Career with the CBC[edit]

He joined the Canadian Broadcasting Corporation in 1966. He retired from full-time employment in 1994, but continues to produce essays and special reports for CBC News.[2] He was a host on CBC Newsworld and producer of commentaries and documentaries for CBC Prime Time News.

In 1990, he wrote his autobiography, Time Zones: a Journalist in the World, which became a bestseller.[2]

In 1994, he was made a Member of the Order of Canada.[3] He was nominated for 18 Gemini Awards and won three awards, for "Best Reportage" (1987 and 1992) and "Best News Magazine Segment" (2004). He was also awarded the John Drainie Award (1997) and "Best Performance by a Broadcast Journalist (Gordon Sinclair Award)" (1987).

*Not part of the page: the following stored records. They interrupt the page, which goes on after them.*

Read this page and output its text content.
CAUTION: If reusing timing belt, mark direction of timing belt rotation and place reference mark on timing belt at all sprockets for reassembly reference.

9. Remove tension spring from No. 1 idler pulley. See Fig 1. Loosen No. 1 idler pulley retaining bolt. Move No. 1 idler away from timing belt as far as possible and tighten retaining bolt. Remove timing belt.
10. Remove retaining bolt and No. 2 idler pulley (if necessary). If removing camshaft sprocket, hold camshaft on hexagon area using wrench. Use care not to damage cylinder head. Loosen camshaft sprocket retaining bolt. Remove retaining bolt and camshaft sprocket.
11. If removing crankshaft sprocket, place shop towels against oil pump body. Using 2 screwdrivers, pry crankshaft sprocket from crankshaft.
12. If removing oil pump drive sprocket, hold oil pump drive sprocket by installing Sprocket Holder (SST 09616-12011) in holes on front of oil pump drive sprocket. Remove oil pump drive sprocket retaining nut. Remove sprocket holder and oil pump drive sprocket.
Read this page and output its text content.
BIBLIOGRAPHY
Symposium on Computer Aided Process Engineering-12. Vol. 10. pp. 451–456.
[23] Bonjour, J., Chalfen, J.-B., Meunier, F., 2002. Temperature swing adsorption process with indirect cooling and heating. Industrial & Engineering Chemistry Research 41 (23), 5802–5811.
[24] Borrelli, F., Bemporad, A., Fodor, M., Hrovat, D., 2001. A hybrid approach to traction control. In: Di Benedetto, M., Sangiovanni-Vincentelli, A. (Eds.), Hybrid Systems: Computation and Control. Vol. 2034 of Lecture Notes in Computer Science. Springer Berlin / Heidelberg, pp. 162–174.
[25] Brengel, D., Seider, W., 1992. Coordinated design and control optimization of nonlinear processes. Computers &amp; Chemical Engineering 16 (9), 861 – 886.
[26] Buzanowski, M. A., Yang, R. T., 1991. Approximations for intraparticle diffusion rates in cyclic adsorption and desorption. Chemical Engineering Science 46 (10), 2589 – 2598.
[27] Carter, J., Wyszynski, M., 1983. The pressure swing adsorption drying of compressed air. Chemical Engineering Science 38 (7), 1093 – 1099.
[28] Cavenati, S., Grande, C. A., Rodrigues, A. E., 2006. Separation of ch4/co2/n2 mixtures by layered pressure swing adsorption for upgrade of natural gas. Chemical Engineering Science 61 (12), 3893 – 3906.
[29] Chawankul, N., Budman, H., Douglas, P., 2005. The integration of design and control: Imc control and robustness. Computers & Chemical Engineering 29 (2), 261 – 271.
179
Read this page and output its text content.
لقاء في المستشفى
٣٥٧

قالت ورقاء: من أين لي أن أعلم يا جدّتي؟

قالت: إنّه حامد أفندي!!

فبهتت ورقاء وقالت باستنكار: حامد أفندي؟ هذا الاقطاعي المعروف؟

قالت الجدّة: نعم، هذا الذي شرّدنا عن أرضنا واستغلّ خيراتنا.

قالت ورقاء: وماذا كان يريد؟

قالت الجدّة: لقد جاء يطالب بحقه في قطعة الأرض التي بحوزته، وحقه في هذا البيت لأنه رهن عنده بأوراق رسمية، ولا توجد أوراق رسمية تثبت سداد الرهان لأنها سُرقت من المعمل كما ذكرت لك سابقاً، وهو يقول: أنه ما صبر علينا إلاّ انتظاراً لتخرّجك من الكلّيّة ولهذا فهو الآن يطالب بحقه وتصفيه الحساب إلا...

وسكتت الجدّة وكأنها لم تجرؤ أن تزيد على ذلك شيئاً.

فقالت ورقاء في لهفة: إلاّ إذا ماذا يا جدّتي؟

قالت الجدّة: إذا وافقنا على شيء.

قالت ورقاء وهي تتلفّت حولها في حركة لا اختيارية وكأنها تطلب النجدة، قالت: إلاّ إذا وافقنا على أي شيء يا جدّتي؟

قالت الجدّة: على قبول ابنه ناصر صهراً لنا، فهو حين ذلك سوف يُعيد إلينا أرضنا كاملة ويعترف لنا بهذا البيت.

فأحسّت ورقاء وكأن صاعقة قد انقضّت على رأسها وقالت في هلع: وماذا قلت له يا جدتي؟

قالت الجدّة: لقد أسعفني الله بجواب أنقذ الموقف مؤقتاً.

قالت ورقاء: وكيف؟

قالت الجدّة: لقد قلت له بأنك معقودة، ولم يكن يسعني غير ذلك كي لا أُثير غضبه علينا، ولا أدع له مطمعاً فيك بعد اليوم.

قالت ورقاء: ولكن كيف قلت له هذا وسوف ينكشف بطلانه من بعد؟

On June 7, 2010, he received an Honorary Doctorate of Laws from Queen's University in Kingston[4] and delivered the convocation speech to a part of the graduating class of 2010 from Queens' Faculty of Arts and Sciences. On June 8, 2011, he received an Honorary Doctorate of Letters from the University of Alberta in Edmonton for his long and distinguished career,[citation needed] and also delivered a speech to part of the U of A's 2011 graduating class of the Faculty of Arts.